My attempt: \begin{align} L & \overset{\color{blue}{x = 1-e^{-t}}}{=}\lim_{t \to \infty} \left(\left(1-e^{-t} \right)^n-1 \right)\left(-t \right)^m\\ & = \sum_{k=1}^{n}\binom{n}{k}(-1)^{k+m}\lim_{t \to \infty}\frac{t^m}{e^{kt}}\\ & \overset{\color{green}{\text{L'H}}}{=} \sum_{k=1}^{n}\binom{n}{k}(-1)^{k+m}\lim_{t \to \infty}\frac{m!}{k^me^{kt}}\\ & =0 \end{align}

---

I was wondering if the limit in the title could be shown by a method (which could be completely different than the one I tried) that doesn't use L'Hopitals rule. The reason is that I believe another proof with L'H would be similar-ish in spirit to mine, and I was more interested in other ways of tackling the original limit altogether.

Another idea I tried to make work expanding the natural log part in a series, but since the limit is on the border of the convergence region I wasn't sure if it would work.

Any ideas or suggestions are welcome. Thanks!

Answer 1

A simpler solution can be obtained by simple substitutions.
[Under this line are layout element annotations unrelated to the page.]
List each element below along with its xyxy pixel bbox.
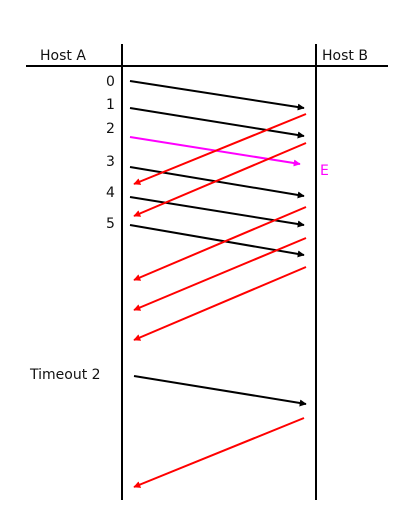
host-a-label: Host A <box>40 48 86 64</box>
data-arrow-4 <box>129 196 305 228</box>
packet-label-1: 1 <box>106 97 115 113</box>
ack-arrow-0 <box>133 113 307 185</box>
ack-arrow-4 <box>133 266 307 341</box>
packet-label-3: 3 <box>106 154 115 170</box>
timeout-label: Timeout 2 <box>29 367 101 383</box>
packet-label-4: 4 <box>106 185 115 201</box>
ack-arrow-2 <box>133 206 307 281</box>
packet-label-5: 5 <box>106 216 115 232</box>
host-b-label: Host B <box>322 48 368 64</box>
packet-label-0: 0 <box>106 74 115 90</box>
ack-arrow-1 <box>133 142 307 217</box>
retransmit-arrow-2 <box>133 375 307 407</box>
packet-label-2: 2 <box>106 121 115 137</box>
ack-arrow-3 <box>133 237 307 311</box>
ack-arrow-retransmit <box>133 417 305 488</box>
data-arrow-0 <box>129 80 305 111</box>
data-arrow-1 <box>129 107 305 139</box>
error-label: E <box>320 163 329 179</box>
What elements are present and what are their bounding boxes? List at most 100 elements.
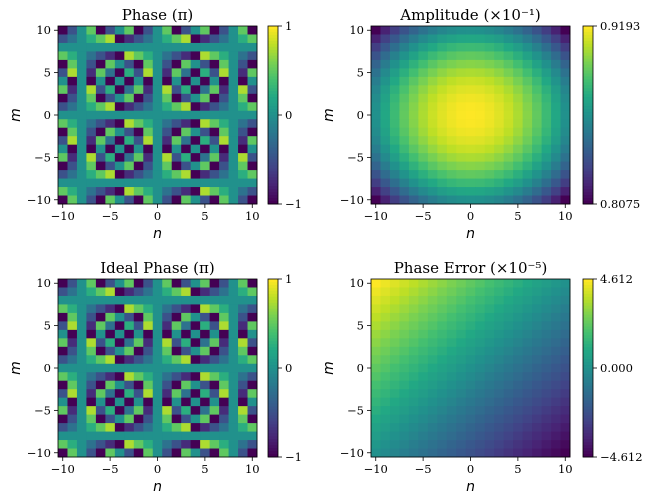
- heatmap-cell: [190, 329, 201, 339]
- heatmap-cell: [181, 68, 192, 78]
- heatmap-cell: [162, 312, 173, 322]
- heatmap-cell: [162, 355, 173, 365]
- heatmap-cell: [238, 102, 248, 112]
- heatmap-cell: [209, 389, 220, 399]
- heatmap-cell: [133, 136, 144, 146]
- heatmap-cell: [551, 321, 561, 331]
- heatmap-cell: [465, 119, 476, 129]
- heatmap-cell: [190, 76, 201, 86]
- heatmap-cell: [67, 355, 78, 365]
- heatmap-cell: [399, 153, 410, 163]
- colorbar-tick-label: 0.9193: [600, 19, 640, 33]
- heatmap-cell: [522, 187, 533, 196]
- heatmap-cell: [399, 42, 410, 52]
- colorbar-segment: [583, 88, 593, 92]
- colorbar-segment: [583, 341, 593, 345]
- heatmap-cell: [371, 380, 381, 390]
- heatmap-cell: [76, 136, 87, 146]
- heatmap-cell: [76, 414, 87, 424]
- heatmap-cell: [209, 93, 220, 103]
- heatmap-cell: [503, 187, 514, 196]
- heatmap-cell: [484, 304, 495, 314]
- heatmap-cell: [513, 144, 524, 154]
- heatmap-cell: [171, 102, 182, 112]
- colorbar-segment: [268, 359, 278, 363]
- heatmap-cell: [437, 423, 448, 432]
- plot-title: Phase Error (×10⁻⁵): [394, 259, 548, 277]
- heatmap-cell: [133, 178, 144, 188]
- heatmap-cell: [465, 127, 476, 137]
- heatmap-cell: [494, 42, 505, 52]
- heatmap-cell: [76, 355, 87, 365]
- heatmap-cell: [371, 372, 381, 382]
- heatmap-cell: [541, 279, 552, 288]
- heatmap-cell: [408, 178, 419, 188]
- heatmap-cell: [209, 372, 220, 382]
- heatmap-cell: [456, 102, 467, 112]
- heatmap-cell: [465, 161, 476, 171]
- heatmap-cell: [389, 287, 400, 297]
- colorbar-segment: [583, 433, 593, 437]
- heatmap-cell: [418, 448, 429, 458]
- heatmap-cell: [209, 355, 220, 365]
- heatmap-cell: [247, 85, 258, 95]
- heatmap-cell: [503, 397, 514, 407]
- heatmap-cell: [171, 119, 182, 129]
- heatmap-cell: [437, 76, 448, 86]
- heatmap-cell: [427, 321, 438, 331]
- heatmap-cell: [228, 321, 239, 331]
- heatmap-cell: [399, 338, 410, 348]
- heatmap-cell: [152, 153, 163, 163]
- heatmap-cell: [67, 372, 78, 382]
- heatmap-cell: [67, 346, 78, 356]
- heatmap-cell: [560, 279, 571, 288]
- colorbar-segment: [583, 302, 593, 307]
- heatmap-cell: [171, 279, 182, 288]
- heatmap-cell: [95, 127, 106, 137]
- colorbar-segment: [268, 115, 278, 119]
- heatmap-cell: [114, 195, 125, 205]
- heatmap-cell: [560, 380, 571, 390]
- colorbar-segment: [268, 132, 278, 137]
- heatmap-cell: [465, 329, 476, 339]
- heatmap-cell: [465, 85, 476, 95]
- heatmap-cell: [560, 363, 571, 373]
- heatmap-cell: [513, 279, 524, 288]
- heatmap-cell: [58, 406, 68, 416]
- heatmap-cell: [76, 68, 87, 78]
- heatmap-cell: [418, 329, 429, 339]
- heatmap-cell: [200, 144, 211, 154]
- heatmap-cell: [418, 51, 429, 61]
- y-tick-label: 10: [36, 23, 51, 37]
- colorbar-segment: [268, 76, 278, 80]
- heatmap-cell: [181, 380, 192, 390]
- heatmap-cell: [105, 178, 116, 188]
- heatmap-cell: [190, 110, 201, 120]
- heatmap-cell: [228, 329, 239, 339]
- colorbar-segment: [583, 365, 593, 369]
- heatmap-cell: [95, 34, 106, 44]
- heatmap-cell: [247, 136, 258, 146]
- colorbar-segment: [583, 150, 593, 155]
- heatmap-cell: [503, 329, 514, 339]
- heatmap-cell: [560, 127, 571, 137]
- heatmap-cell: [484, 321, 495, 331]
- heatmap-cell: [162, 42, 173, 52]
- heatmap-cell: [114, 304, 125, 314]
- heatmap-cell: [408, 110, 419, 120]
- heatmap-cell: [371, 406, 381, 416]
- heatmap-cell: [86, 59, 97, 69]
- heatmap-cell: [389, 170, 400, 179]
- heatmap-cell: [124, 295, 135, 305]
- heatmap-cell: [551, 161, 561, 171]
- heatmap-cell: [541, 161, 552, 171]
- heatmap-cell: [465, 440, 476, 449]
- heatmap-cell: [494, 431, 505, 441]
- heatmap-cell: [494, 279, 505, 288]
- colorbar-segment: [583, 106, 593, 110]
- heatmap-cell: [124, 59, 135, 69]
- heatmap-cell: [105, 110, 116, 120]
- heatmap-cell: [58, 355, 68, 365]
- heatmap-cell: [133, 397, 144, 407]
- heatmap-cell: [551, 195, 561, 205]
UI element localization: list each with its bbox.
$$(1-x^n)\log^m(1-x)=(1+x+\ldots+x^{n-1})\Big(\sqrt[m]{1-x}\log(1-x)\Big)^m$$

Let $h=1-x$. Then $h\rightarrow0+$ if and only if $x\rightarrow1-$. It follows that $$\begin{align}\ \sqrt[m]{1-x}\log(1-x)=h^{1/m}\log h\xrightarrow{h\rightarrow0+}0\tag{1}\label{limit-log}\end{align}$$ This follows from the well known fact that $\lim_{t\rightarrow\infty}\frac{t^p}{e^{at}}=0$ for all real $p$ and $a>0$ (substitute $t=-\log h$ in $\eqref{limit-log}$).
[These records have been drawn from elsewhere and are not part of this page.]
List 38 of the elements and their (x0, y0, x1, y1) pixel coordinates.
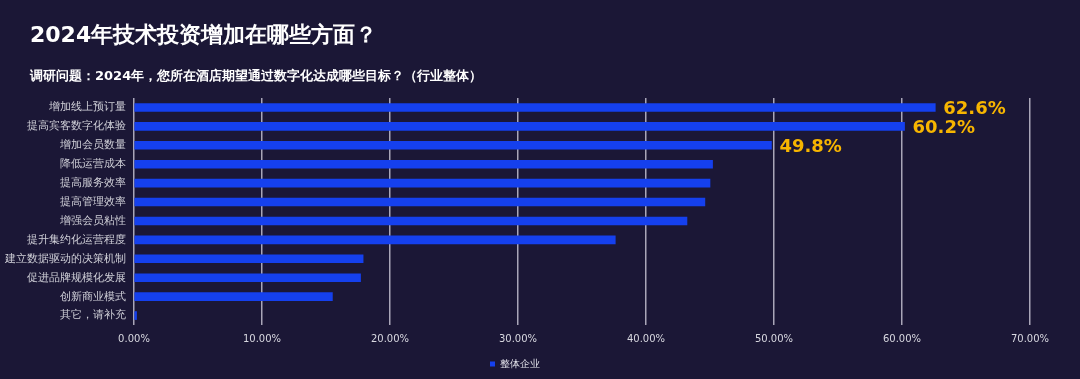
x-tick-label: 70.00% (1010, 332, 1050, 344)
y-tick-label: 建立数据驱动的决策机制 (4, 251, 126, 264)
x-tick-label: 20.00% (370, 332, 410, 344)
data-label: 62.6% (943, 97, 1006, 119)
y-tick-label: 创新商业模式 (60, 289, 126, 302)
y-tick-label: 增强会员粘性 (59, 213, 126, 226)
bar (134, 159, 713, 169)
data-label: 60.2% (912, 116, 976, 138)
x-tick-label: 30.00% (498, 332, 538, 344)
bar (134, 197, 706, 207)
bar (134, 122, 905, 131)
x-tick-label: 50.00% (754, 332, 794, 344)
y-tick-label: 提升集约化运营程度 (27, 232, 126, 245)
bar (134, 235, 616, 245)
bar (134, 178, 711, 188)
bar (134, 140, 772, 150)
bar (134, 103, 936, 112)
y-tick-label: 促进品牌规模化发展 (27, 270, 126, 283)
data-label: 49.8% (779, 134, 842, 156)
y-tick-label: 其它，请补充 (60, 308, 126, 321)
legend-label: 整体企业 (500, 357, 540, 369)
x-tick-label: 0.00% (118, 332, 150, 344)
bar (134, 216, 688, 226)
bar (134, 273, 361, 283)
bar (134, 311, 137, 320)
y-tick-label: 提高宾客数字化体验 (27, 119, 126, 132)
bar (134, 254, 364, 264)
x-tick-label: 40.00% (626, 332, 666, 344)
chart-subtitle: 调研问题：2024年，您所在酒店期望通过数字化达成哪些目标？（行业整体） (30, 67, 483, 85)
chart-title: 2024年技术投资增加在哪些方面？ (30, 21, 378, 49)
x-tick-label: 60.00% (882, 332, 922, 344)
y-tick-label: 提高服务效率 (60, 176, 126, 189)
y-tick-label: 提高管理效率 (60, 194, 126, 207)
y-tick-label: 增加线上预订量 (48, 100, 126, 113)
x-tick-label: 10.00% (242, 332, 282, 344)
y-tick-label: 增加会员数量 (59, 138, 126, 151)
y-tick-label: 降低运营成本 (60, 157, 126, 170)
bar (134, 292, 333, 301)
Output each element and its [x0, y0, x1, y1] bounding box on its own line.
Therefore $$\lim_{ x\rightarrow1}(1-x^n)\log^m(1-x)=0$$

Answer 2

We have that by geometric series

$$\left( x^n-1\right)=-(1-x)\sum_{k=0}^{n-1}x^k$$

with $-\sum_{k=0}^{n-1}x^k\to -n$, then we reduce to the standard limit

$$\lim_{x \to 1}\;(1-x)\ln^m(1-x)=0$$

which can be proved in several ways, as for example discussed here

• How to prove that exponential grows faster than polynomial?
• Prove $\log(x) \lt x^n$ for all $n \gt 0$

Answer 3

Given positive real $m$ and $k$, define $f: \mathbb{R}^+ \to \mathbb{R}$ with

$$ f(t) = t^m e^{-kt}. $$

Also let $g: \mathbb{R}^+ \to \mathbb{R}$ be the logarithm of $f$:

$$ g(t) = \ln f(t) = m\ln t - kt $$

$$ g'(t) = \frac{m}{t} - k $$

Notice when $t > \frac{2m}{k}$, $g'(t) < -\frac{k}{2}$, so

$$ g(t) < \int_{2m/k}^t -\frac{k}{2}\, ds = -\frac{kt}{2} + m $$

This gives $\lim_{t \to +\infty} g(t) = -\infty$. And finally,

$$\lim_{t \to +\infty} f(t) = \lim_{t \to +\infty} \exp(g(t)) = 0. $$